An in-house working group was set up in 2020 to identify approaches aimed at improving ecological sustainability in the foundation’s business processes and to translate this into an action programme. This included ways to save energy and improve energy efficiency, as well as measures to reduce the use of resources at events, for example.

A core aspect of our work involves fostering exchange between people from different cultures and different locations. We promote cooperation and cultivate international networks. Even in today’s era of digitization, such activities require personal encounters if trust and mutual understanding are to be built up and ideas and knowledge are to be shared. It is not our intention to completely renounce the travel that this entails in future.

A good carbon footprint thanks to the pandemic

Stiftung Mercator’s carbon footprint encompasses our offices, journeys travelled to and from work by public transport or car, and the emissions generated by events and business travel.

In terms of mobility, there is no doubt that 2020 was an exceptional year in the sense that the coronavirus pandemic caused mobility in all areas to be reduced to a minimum in an attempt to prevent the spread of the virus.

As one would expect, this had a positive impact on Stiftung Mercator’s carbon footprint. In 2020, the carbon emissions (Scope 1­3) generated by Stiftung Mercator amounted to just 386 tons thanks to the business travel, journeys to and from work, events and overnight stays that simply did not happen.

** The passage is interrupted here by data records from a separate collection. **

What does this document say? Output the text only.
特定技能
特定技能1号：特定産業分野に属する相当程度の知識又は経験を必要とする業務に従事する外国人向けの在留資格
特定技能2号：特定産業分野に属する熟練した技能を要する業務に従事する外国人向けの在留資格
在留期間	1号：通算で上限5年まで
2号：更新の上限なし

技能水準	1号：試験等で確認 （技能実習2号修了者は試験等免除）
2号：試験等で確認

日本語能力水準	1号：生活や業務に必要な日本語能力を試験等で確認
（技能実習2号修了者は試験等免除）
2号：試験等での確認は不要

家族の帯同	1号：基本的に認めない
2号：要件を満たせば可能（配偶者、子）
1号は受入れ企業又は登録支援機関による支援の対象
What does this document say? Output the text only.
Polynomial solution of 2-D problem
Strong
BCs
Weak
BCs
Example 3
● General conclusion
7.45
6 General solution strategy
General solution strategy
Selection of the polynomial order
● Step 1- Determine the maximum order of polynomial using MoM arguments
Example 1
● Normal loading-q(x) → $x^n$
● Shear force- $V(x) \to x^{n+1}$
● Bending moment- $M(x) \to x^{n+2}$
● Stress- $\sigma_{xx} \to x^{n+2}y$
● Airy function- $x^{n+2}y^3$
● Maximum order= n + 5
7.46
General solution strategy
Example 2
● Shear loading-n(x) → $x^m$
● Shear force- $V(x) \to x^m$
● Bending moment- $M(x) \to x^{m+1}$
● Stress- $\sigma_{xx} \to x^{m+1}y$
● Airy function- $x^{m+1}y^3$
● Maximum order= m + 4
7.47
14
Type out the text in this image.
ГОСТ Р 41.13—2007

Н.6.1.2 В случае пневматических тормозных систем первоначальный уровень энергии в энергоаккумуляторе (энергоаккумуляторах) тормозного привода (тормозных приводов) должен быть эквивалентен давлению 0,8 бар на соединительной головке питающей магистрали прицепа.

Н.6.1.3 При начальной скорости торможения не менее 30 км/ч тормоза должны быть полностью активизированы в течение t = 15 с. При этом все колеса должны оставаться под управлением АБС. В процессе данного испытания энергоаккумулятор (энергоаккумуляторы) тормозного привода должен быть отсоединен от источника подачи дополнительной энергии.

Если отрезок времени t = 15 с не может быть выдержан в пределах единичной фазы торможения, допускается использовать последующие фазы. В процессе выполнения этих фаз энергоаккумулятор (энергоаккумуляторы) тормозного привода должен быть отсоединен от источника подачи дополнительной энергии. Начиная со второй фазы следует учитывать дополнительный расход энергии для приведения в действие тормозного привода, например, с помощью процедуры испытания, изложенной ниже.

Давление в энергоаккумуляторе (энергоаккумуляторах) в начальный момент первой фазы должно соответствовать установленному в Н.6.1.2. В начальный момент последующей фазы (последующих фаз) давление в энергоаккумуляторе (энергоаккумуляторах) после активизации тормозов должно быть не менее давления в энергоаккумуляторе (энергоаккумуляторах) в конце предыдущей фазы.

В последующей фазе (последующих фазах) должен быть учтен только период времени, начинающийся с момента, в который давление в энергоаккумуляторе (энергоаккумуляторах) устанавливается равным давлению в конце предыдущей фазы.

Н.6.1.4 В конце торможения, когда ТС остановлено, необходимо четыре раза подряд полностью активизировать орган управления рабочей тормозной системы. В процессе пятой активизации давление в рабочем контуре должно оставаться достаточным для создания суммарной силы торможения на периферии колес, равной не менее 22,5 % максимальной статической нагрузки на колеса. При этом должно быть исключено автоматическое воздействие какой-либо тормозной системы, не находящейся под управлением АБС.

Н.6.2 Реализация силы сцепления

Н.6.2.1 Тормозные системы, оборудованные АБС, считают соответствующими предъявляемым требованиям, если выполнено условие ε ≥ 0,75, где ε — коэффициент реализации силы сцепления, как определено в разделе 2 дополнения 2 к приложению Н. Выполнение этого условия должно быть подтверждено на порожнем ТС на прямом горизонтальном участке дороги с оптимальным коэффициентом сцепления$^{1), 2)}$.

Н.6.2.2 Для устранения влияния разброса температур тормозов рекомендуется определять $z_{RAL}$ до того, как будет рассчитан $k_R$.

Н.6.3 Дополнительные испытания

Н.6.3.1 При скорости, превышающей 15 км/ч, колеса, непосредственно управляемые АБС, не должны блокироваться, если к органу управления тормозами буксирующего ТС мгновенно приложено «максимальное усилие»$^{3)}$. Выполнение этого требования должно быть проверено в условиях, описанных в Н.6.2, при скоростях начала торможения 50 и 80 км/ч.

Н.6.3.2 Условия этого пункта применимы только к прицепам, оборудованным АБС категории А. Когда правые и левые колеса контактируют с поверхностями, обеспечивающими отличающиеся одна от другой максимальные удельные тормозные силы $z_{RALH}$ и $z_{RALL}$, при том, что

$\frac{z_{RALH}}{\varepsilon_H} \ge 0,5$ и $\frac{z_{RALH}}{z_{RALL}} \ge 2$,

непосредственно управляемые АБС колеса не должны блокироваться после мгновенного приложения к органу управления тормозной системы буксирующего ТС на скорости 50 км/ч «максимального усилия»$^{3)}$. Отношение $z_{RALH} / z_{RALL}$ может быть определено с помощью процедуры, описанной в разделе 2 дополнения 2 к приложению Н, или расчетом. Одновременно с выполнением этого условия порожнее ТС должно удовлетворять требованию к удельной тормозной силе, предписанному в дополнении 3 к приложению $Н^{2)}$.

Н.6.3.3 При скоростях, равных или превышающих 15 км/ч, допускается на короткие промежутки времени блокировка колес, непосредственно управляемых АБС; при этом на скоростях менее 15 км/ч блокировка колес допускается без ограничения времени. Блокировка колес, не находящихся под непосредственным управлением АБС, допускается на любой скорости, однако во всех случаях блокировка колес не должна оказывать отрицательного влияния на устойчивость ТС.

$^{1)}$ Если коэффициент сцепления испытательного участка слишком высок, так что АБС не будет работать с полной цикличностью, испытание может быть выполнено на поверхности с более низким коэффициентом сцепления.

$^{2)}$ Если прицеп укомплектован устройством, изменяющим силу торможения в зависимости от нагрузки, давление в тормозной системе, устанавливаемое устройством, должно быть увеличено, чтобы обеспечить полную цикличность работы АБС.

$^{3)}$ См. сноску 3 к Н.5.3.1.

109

Emissions had been around 4.5 times higher in the previous year (1,817 tons).

Offsetting carbon emissions

As in previous years, Stiftung Mercator used climate protection certificates from the Gold Standard to offset its carbon emissions in 2020. The funding goes to a programme that enables Chinese smallholders to build facilities to treat organic waste.

This ensures that methane from animal excrement, a gas that is particularly harmful to the climate, is not released into the environment. The biogas that is generated in the facilities is used locally for cooking. It is also used for heating purposes instead of coal or wood, thereby improving people’s living standards by providing greater comfort and generating less pollution.